Once home to the Flint Road Cart Co., established in 1886 by William Crapo Durant and business partner Josiah Dallas Dort, the red brick structure includes event space and a modern archive where future generations can learn about the history of personal transportation.

“Factory One sparked the global auto industry and was a catalyst in the formation of General Motors,” says Mark Reuss, GM executive vice president of global product development and purchasing and supply chain, who championed the project. “It preserves the stories of the early visionaries who built a brand-new industry in this city, within the very walls of where it happened.”

The restoration preserved a significant aspect of the history between GM and Flint, while creating a community space to help further economic development in the city.

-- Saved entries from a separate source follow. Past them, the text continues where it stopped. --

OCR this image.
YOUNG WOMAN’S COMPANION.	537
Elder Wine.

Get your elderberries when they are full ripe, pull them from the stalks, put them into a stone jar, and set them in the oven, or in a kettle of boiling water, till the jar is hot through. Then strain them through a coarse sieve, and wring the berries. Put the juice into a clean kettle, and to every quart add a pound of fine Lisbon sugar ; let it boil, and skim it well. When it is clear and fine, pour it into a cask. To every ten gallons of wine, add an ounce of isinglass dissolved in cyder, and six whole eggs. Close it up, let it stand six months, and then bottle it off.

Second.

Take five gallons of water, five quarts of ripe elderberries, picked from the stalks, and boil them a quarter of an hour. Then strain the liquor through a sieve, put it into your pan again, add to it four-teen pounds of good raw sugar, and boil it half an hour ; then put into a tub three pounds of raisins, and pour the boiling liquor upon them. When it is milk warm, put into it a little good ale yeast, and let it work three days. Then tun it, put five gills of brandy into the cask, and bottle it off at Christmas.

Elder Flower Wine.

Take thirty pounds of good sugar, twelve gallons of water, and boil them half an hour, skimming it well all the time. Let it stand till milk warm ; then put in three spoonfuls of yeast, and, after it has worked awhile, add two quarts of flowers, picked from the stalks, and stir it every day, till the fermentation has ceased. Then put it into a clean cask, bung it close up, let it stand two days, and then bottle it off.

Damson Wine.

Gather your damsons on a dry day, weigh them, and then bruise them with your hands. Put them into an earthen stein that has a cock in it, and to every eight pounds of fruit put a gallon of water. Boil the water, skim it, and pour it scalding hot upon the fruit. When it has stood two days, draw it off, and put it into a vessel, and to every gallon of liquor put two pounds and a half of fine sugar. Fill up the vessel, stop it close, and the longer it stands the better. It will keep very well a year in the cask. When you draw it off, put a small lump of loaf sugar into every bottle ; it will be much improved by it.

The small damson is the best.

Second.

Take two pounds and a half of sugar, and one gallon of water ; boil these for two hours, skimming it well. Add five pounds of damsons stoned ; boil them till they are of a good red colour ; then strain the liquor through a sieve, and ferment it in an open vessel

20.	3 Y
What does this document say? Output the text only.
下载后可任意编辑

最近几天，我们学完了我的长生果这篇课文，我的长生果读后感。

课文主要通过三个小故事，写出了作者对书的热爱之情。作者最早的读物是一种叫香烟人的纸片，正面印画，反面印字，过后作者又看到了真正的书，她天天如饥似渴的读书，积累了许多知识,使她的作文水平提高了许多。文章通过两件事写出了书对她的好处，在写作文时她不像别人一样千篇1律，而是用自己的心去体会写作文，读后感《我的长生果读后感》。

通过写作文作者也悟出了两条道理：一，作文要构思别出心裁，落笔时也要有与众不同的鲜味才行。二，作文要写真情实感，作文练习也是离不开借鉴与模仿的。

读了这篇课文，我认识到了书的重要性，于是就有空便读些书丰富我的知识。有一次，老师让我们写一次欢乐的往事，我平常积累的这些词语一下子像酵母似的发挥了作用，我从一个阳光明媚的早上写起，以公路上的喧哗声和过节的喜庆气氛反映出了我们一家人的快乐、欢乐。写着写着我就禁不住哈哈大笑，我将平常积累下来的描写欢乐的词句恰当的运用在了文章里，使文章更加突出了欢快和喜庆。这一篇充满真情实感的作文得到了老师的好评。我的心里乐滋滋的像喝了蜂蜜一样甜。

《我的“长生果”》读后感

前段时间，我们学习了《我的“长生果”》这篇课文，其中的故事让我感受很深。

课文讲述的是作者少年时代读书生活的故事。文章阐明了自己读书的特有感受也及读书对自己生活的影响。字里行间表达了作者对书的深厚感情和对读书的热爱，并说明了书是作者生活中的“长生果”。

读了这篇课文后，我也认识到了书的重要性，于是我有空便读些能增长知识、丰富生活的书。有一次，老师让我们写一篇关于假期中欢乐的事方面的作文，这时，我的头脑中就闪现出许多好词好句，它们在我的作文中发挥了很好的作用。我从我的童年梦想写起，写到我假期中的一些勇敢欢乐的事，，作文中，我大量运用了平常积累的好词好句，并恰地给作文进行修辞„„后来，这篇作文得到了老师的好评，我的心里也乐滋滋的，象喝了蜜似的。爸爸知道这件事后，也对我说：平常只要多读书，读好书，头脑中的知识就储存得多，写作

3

Factory One’s archive can be used at no cost and contains more than 100,000 historical documents, photos, and other artifacts related to carriage-building and early automobile manufacturing in the Flint area, as well as GM history. The facility also can be rented out for events.

The new research library relocates extensive archives from nearby Kettering University (formerly General Motors Institute). Gregory M. Miller, Kettering’s director of special collections and archives, will oversee them from his new office at Factory One. The move makes the collection more accessible to the public, and it complements other historical assets at Kettering, the University of Michigan-Flint, and Sloan Museum in the nearby College and Cultural Area.

Located on the Flint River near downtown Flint, parts of the factory dated to 1880, when it was built by Flint Woolen Mills as a venture in the textiles business. In 1886, Durant and Dort leased the then-empty building to build horse-drawn carriages, eventually merging with Buick Motor Co. to create GM in 1908 and forming Chevrolet in 1911.

GM purchased the building in 2013 and stabilized it with the goal of purchasing and preserving the original architecture.